Hierarquia entre Papéis

A criação de uma hierarquia rígida entre os papéis do Scrum é outro anti-padrão que prejudica a autogestão. Embora cada papel no Scrum (Scrum Master, Product Owner e Developers) tenha responsabilidades distintas, nenhum deve ser visto como superior aos outros. Uma hierarquia rígida pode levar a um ambiente onde a colaboração é limitada e a autonomia dos membros da equipa é restringida. Isso resulta em uma dinâmica de trabalho menos eficaz, onde as ideias e contribuições dos membros da equipa são desvalorizadas ou ignoradas, prejudicando a inovação e a criatividade.

Equipas Anárquicas

Um anti-padrão oposto ao que foi mencionado, mas igualmente desafiador, é o das equipas anárquicas. Este cenário surge quando a autogestão é mal interpretada como uma completa ausência de estrutura ou liderança. Nestas equipas, a falta de direção clara e a ausência de acordos sobre processos e metas levam a um caos organizacional. Embora a autogestão promova a autonomia, ela requer uma estrutura definida e um entendimento comum dos objetivos e procedimentos. Sem esses elementos, a equipa pode lutar para tomar decisões coesas, manter o foco e alcançar o objetivo da Sprint, resultando em ineficiências e frustrações.

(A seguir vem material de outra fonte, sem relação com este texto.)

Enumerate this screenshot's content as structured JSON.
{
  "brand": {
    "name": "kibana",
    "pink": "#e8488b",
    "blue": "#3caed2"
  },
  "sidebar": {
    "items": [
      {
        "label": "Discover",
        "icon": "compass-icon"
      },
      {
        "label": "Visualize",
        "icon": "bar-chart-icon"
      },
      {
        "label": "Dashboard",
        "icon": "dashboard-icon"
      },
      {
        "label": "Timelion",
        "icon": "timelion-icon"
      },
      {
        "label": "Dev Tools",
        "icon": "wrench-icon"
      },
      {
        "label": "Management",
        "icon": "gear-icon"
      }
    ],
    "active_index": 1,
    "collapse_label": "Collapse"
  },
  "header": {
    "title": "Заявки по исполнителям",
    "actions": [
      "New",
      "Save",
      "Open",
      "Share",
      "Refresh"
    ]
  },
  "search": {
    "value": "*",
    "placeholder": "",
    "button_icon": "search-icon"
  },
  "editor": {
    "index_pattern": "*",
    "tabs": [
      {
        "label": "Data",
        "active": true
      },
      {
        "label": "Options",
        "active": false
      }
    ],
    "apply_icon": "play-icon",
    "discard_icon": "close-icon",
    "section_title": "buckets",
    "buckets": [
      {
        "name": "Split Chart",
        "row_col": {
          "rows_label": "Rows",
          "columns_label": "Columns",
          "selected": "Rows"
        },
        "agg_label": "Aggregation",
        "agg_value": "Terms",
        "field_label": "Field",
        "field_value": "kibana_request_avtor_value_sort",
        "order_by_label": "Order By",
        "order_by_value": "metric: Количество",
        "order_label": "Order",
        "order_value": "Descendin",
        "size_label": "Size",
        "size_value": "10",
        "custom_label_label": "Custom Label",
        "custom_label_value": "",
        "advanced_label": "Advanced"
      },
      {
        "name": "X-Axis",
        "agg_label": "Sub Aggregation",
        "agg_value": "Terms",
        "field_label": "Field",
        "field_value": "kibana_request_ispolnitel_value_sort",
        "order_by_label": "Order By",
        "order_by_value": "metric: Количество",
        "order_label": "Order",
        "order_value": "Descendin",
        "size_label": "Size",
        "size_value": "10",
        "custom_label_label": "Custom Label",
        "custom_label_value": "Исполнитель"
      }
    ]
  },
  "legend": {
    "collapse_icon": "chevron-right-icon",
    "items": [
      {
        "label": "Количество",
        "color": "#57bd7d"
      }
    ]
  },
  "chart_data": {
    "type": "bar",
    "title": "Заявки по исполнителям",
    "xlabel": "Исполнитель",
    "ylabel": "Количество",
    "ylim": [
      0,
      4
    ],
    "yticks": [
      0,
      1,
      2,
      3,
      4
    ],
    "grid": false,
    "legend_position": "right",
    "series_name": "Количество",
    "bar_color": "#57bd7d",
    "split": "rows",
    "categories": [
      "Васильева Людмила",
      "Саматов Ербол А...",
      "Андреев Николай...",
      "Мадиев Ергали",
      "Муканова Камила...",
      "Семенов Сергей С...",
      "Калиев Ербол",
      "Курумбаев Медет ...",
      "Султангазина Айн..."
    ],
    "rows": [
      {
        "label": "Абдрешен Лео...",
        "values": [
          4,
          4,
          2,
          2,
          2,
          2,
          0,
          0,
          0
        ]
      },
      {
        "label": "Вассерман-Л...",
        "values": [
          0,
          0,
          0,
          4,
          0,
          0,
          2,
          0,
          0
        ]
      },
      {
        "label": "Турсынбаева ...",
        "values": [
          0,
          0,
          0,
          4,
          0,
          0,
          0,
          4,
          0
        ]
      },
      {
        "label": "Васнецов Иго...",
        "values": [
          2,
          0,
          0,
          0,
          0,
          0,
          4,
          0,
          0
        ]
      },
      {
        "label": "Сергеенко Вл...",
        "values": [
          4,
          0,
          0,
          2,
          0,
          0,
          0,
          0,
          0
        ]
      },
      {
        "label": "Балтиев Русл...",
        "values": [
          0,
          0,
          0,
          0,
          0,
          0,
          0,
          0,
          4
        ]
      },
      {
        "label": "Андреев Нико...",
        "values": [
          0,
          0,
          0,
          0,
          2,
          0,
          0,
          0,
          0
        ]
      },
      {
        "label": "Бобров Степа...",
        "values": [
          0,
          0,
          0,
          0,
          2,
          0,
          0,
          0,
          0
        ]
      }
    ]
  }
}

O Papel Fundamental do Scrum Master

O Scrum Master como um promotor da efetividade da equipa, tem um papel crucial na autogestão, a atuar como um facilitador e coach. É importante que o Scrum Master apoie a equipa sem remover seu poder de autogestão, equilibrando o fornecimento de orientação com a promoção da independência.

Equilibrar Liderança e Autonomia

O Scrum Master não é um gerente tradicional, mas um verdadeiro líder. A sua função primária é facilitar as operações da equipa e garantir que o Scrum seja aplicado de forma eficaz. Ao invés de ditar regras ou direcionar tarefas, o Scrum Master trabalha para criar um ambiente onde a equipa possa prosperar autonomamente, balanceando habilmente a liderança com a promoção da autogestão. É um grande desafio manter esse equilíbrio, porém muito necessário.

Desenvolver Habilidades de Autogestão na Equipa

Além de promover os Valores do Scrum, o Scrum Master ajuda a equipa a desenvolver habilidades necessárias para a autogestão. Isso inclui a facilitação de técnicas de resolução de problemas, tomada de decisão colaborativa e comunicação eficaz. Ao capacitar a equipa com estas habilidades, ele assegura que a equipa possa operar de forma eficiente, mesmo na sua ausência.

O papel do Scrum Master na promoção da autogestão é multifacetado e vital. Agindo como facilitador, mentor e coach, o SM equipa as pessoas com as ferramentas e o mindset necessários para prosperar em um contexto complexo. Ao empoderar as equipas para se autogerirem, o Scrum Master desempenha um papel fundamental para geração de valor.

Conclusão

A autogestão é um elemento chave para o sucesso de equipas ágeis, sendo um processo gradativo que se desenvolve e aprimora com o tempo. Ao adotar esse princípio, as equipas embarcam numa jornada de crescimento contínuo, alcançando progressivamente níveis mais elevados de eficiência, eficácia e satisfação. Esse processo de autogestão não acontece de imediato, mas se constrói passo a passo, à medida que a equipa ganha mais experiência e confiança nas práticas do Scrum. Entender e implementar a autogestão é, portanto, um componente fundamental e evolutivo para qualquer equipa que almeje maximizar seu potencial, adaptando-se e melhorando continuamente suas dinâmicas de trabalho.